Four Principles Designed to Salvage Social Security for the Long-Term -

The solvency dilemma Social Security faces has gotten some attention in the early days of the 118th Congress, but despite the urgency–full depletion of the program’s reserves is less than a decade away–proposals to ward off a catastrophe haven’t gotten much serious consideration. This fact was pointed out by Texas A&M University’s Andrew Rettenmaier and Dennis W. Jansen in a post on, which included a quick refresher on Social Security’s cash flow problem and in general terms the operation of its trust fund accounts.

The post by Rettenmaier and Jansen also recapped program reforms adopted during the Reagan Administration, as well as the failed reforms attempted during the George W. Bush presidency.
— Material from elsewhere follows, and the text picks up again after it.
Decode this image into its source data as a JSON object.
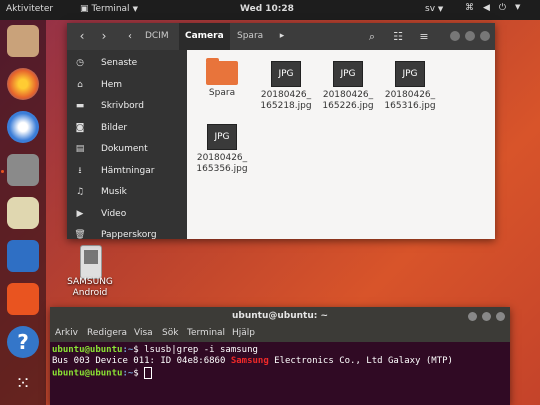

Noting that no other attempts to address Social Security’s long-term financial ills have been made in two decades, the economists set forth four principles they believe policymakers and lawmakers should consider in the crafting of reforms.

1. The program should be self-funded in the long run so that its annual revenues match its annual expenses.
2.The reform burden should be shared across generations.
3. The government should make sure that Social Security benefits will be adequate for lower-income retirees for years to come.
4. Any changes to Social Security should help constrain the future growth of federal spending, given the current and projected growth in the budget deficit.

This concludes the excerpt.